A resolution is being proposed at this year’s Southern Baptist national convention, demanding Southern Baptists investigate their local public school systems and withdraw their kids from any school that allows a gay/straight alliance to meet, discusses sexual orientation in class, or implements an anti-bullying program inclusive of sexual/gender minorities.
The resolution organizers imply, but do not explicitly state, that the measure enjoys support from these pundits of the exgay movement:
Peter LaBarbera, founder of Americans for Truth and Executive Director of the Illinois Family Institute,
Linda Harvey, President, Mission America, Columbus, Ohio
Robert Knight, program director, Concerned Women for America
Dr. Jeffrey Satinover, M.S., M.D., Department of Politics, Princeton University
Dr. Warren Throckmorton, Associate Professor of Psychology, Grove City College
I don’t mean to be nasty, but it is interesting that the response of Southern Baptists to the presence of facts or arguments that are contrary to their religious beliefs is to withdraw their children from the public school. Is that because their religious beliefs are so weak they will crumble under any contrary argument?
I was raised Catholic and went to public school. We certainly knew kids who were Protestant and Jewish, who did not follow Catholic theology, but my parents figured our religious training was sufficient for us to be exposed to these children without “losing our religion.” Hell, my junior high even provided information on contraception.

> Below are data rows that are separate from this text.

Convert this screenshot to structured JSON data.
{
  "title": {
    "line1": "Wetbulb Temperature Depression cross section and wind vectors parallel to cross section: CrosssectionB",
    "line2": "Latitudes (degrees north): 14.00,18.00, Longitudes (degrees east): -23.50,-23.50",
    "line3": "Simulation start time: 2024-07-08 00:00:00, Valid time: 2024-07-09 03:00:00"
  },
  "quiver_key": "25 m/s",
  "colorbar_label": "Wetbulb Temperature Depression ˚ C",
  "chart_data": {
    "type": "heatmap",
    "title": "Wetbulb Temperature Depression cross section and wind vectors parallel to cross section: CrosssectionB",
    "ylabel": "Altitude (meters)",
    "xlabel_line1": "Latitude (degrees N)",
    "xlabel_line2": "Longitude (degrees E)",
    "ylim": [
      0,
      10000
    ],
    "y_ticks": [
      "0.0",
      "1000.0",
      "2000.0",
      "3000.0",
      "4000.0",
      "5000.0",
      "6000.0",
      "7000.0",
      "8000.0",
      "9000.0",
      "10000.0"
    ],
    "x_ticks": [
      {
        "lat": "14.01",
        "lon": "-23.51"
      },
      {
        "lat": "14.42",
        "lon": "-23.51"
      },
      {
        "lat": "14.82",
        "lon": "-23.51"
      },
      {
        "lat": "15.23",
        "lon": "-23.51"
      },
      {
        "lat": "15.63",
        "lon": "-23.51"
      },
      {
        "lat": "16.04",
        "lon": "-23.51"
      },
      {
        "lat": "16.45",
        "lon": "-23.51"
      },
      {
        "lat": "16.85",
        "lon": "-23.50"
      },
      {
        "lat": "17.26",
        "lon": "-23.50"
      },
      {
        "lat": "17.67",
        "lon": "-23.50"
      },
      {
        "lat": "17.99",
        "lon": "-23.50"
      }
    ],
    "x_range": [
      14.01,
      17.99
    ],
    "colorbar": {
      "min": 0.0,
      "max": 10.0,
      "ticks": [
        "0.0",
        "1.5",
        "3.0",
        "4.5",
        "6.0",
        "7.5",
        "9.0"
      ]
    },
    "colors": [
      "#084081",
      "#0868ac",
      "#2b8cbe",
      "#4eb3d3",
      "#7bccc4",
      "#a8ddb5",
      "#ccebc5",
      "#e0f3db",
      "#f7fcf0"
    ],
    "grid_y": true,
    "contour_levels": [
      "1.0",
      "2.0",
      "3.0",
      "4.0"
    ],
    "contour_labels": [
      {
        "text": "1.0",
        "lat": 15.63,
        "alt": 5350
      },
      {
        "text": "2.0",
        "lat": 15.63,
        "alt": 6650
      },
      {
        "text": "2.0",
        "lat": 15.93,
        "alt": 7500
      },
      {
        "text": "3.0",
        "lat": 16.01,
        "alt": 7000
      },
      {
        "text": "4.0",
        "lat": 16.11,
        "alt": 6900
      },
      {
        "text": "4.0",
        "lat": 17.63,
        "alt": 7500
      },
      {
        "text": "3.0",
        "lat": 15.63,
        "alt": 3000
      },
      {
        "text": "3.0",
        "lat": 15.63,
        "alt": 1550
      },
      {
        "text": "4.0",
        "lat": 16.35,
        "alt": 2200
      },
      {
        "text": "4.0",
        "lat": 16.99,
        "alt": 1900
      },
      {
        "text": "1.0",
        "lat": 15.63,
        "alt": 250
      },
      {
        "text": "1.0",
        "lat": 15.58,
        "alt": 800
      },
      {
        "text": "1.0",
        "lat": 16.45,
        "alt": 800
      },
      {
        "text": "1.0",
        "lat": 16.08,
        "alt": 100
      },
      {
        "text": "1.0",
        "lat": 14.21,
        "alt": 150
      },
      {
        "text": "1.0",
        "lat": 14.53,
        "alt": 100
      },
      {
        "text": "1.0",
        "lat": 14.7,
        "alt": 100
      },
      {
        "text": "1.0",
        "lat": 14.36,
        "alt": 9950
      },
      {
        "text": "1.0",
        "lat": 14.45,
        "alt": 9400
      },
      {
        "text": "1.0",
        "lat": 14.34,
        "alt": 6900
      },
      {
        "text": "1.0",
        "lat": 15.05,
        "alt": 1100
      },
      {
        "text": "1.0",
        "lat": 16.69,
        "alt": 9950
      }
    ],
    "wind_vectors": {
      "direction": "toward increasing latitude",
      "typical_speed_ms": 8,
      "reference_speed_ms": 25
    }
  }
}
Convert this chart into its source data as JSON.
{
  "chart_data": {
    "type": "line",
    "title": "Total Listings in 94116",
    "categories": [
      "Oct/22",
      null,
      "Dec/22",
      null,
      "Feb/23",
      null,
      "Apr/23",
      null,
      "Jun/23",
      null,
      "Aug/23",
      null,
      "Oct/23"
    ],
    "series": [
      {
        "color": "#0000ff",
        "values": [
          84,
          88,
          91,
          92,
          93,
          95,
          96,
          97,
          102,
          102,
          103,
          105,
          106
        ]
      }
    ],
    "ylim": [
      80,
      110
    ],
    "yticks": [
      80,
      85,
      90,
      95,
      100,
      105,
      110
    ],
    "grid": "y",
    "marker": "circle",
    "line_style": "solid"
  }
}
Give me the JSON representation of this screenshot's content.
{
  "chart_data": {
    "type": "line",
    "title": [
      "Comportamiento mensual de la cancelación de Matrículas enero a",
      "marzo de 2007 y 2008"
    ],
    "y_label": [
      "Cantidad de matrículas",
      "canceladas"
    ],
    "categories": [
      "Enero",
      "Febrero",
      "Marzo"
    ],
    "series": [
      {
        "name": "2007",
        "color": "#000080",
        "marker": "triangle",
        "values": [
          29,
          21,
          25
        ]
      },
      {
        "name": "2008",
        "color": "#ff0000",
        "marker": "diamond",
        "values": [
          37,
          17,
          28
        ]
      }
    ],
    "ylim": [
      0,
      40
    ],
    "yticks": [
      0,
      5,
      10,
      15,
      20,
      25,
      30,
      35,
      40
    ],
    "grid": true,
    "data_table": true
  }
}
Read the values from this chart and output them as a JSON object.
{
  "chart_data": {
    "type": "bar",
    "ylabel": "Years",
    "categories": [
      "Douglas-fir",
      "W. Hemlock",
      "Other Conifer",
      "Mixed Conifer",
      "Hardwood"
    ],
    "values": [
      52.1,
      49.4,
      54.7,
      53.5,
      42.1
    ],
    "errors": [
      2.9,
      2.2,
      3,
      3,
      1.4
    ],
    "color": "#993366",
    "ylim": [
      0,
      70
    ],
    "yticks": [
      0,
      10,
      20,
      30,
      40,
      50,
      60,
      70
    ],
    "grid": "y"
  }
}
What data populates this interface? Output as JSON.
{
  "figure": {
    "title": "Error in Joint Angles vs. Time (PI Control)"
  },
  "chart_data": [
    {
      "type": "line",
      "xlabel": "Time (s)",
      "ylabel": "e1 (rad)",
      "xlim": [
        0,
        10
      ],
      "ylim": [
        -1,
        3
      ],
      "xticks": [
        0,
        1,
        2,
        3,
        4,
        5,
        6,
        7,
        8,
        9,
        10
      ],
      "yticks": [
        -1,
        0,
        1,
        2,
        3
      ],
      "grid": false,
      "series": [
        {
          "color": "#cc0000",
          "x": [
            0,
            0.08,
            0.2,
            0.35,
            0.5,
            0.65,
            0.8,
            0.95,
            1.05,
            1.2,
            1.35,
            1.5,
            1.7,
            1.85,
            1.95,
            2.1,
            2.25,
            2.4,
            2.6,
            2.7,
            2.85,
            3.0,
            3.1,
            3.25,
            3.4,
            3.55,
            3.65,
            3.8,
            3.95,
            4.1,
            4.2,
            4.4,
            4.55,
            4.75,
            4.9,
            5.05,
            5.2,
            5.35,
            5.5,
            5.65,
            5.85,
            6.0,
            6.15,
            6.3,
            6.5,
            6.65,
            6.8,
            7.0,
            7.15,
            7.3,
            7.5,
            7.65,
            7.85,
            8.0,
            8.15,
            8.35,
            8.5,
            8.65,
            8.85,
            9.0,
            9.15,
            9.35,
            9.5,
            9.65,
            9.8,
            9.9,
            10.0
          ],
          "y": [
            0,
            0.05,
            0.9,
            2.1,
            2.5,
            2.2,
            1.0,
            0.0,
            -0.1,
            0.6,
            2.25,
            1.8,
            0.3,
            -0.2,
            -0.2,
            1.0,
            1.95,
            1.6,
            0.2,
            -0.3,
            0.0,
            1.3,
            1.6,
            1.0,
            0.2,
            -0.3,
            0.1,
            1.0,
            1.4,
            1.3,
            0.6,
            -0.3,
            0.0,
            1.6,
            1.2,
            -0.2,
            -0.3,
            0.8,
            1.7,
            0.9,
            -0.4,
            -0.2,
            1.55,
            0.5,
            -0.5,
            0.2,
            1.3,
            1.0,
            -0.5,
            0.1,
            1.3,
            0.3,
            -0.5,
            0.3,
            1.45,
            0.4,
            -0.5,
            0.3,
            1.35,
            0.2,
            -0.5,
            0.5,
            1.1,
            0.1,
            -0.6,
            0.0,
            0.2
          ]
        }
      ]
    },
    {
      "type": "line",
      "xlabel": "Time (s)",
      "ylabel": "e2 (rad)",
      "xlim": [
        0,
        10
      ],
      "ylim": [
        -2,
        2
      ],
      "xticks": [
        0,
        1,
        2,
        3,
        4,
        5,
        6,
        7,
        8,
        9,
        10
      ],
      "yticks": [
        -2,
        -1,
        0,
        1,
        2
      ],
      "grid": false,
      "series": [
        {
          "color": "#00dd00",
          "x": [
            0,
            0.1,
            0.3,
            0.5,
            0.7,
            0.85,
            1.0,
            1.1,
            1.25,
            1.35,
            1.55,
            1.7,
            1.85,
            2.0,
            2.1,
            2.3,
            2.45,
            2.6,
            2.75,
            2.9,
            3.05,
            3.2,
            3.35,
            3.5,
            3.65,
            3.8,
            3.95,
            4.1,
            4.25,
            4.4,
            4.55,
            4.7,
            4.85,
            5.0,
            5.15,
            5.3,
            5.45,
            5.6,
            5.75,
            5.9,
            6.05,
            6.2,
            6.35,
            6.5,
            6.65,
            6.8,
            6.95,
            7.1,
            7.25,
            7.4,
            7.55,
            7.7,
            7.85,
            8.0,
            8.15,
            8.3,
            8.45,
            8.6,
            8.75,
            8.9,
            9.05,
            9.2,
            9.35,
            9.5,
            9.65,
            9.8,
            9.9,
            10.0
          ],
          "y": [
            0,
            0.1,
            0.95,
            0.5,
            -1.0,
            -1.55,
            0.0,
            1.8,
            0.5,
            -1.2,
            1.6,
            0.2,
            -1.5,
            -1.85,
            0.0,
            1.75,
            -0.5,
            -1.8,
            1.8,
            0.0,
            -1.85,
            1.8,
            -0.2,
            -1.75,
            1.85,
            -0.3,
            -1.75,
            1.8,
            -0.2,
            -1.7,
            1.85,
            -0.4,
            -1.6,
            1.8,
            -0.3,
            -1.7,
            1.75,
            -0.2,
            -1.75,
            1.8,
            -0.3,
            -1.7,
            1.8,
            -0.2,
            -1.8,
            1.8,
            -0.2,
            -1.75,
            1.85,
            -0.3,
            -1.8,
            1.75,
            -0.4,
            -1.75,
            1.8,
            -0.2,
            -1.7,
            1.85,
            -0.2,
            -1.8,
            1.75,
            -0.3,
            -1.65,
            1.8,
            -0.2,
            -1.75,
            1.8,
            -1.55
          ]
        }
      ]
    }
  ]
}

The Southern Baptists seem to have a psychological need to find something gay to get fired up about every year. This is proof that you can’t please them. Nothing short of eradication of gays will, and then they will be lost because they only exist to hate us at this point.
Are they FOR bullying of gays?
Mike Airhart at May 18, 2005 04:22 AM
A resolution is being proposed at this year’s Southern Baptist national convention, demanding Southern Baptists investigate their local public school systems and withdraw their kids from any school that allows a gay/straight alliance to meet, discusses sexual orientation in class, or implements an anti-bullying program inclusive of sexual/gender minorities.
I’ve noted this on a number of science-oriented web sites. Be prepared. The “culture wars” will result in the demise of public education in the US. It isn’t just homosex. It’s also evilution (misspelling intentional) and modern physics (big bang theory).
Intelligent people (scientists, primarily, but also those who are interested in a liberal arts education) are going to have to face up to it. And the sooner they do, the better off they’ll be.
I have come to the conclusion that I don’t particularly care. We don’t have any children. And we’ll be residing primarily in Germany in a few years. It’s your kids who are going to suffer. (This is the universal “your,” like the royal “we.” I don’t know whether anyone here has children.) The Europeans and the Chinese are really going to clean up. Particularly the Chinese.
And, before I get a bunch of brick bats tossed my way, just to let you know, I’m being very sarcastic.
In the 1960s, my parents dragged me to a Baptist church of the Amerian Baptist Convention. It wasn’t a bad church. The pastor was actually very nice, as pasters are wont to be. Unfortunately, as the pastor and I were walking from the building in which they held sunday school to the church building (I really was a good lil’ boy) at one point during the 1960 presidential election campaign, he made a comment that I have never forgotten. I don’t recall the exact words of the comment. But the substance of the comment was an anti-Catholic slur.
We had Catholic kids in the neighborhood I grew up in. They were very nice. We had St. X high school at the head of the street (this was when I was growing up in a suburb of in Cincinnat). My HS biology teacher was a same-sex partner of a teacher at St. X. We kind of knew it. He was almost certainly gay. He and his St. X science teacher partner organized science club visits by my HS and St X to the wonderful science museums in Chicago. He was a very nice man, and, from subsequent reports, he adopted a number of kids who would not likely have been adopted by “normal” couples.
But the most upsetting thing about my childhood religious indoctrination was the anti-Catholic slur made by that Baptist preacher in 1960.
On religion and education: I ran into the tail end of a report about complaints about one of the military academy and it’s insistence on fundamentalist Christianity. Any one know anything about it?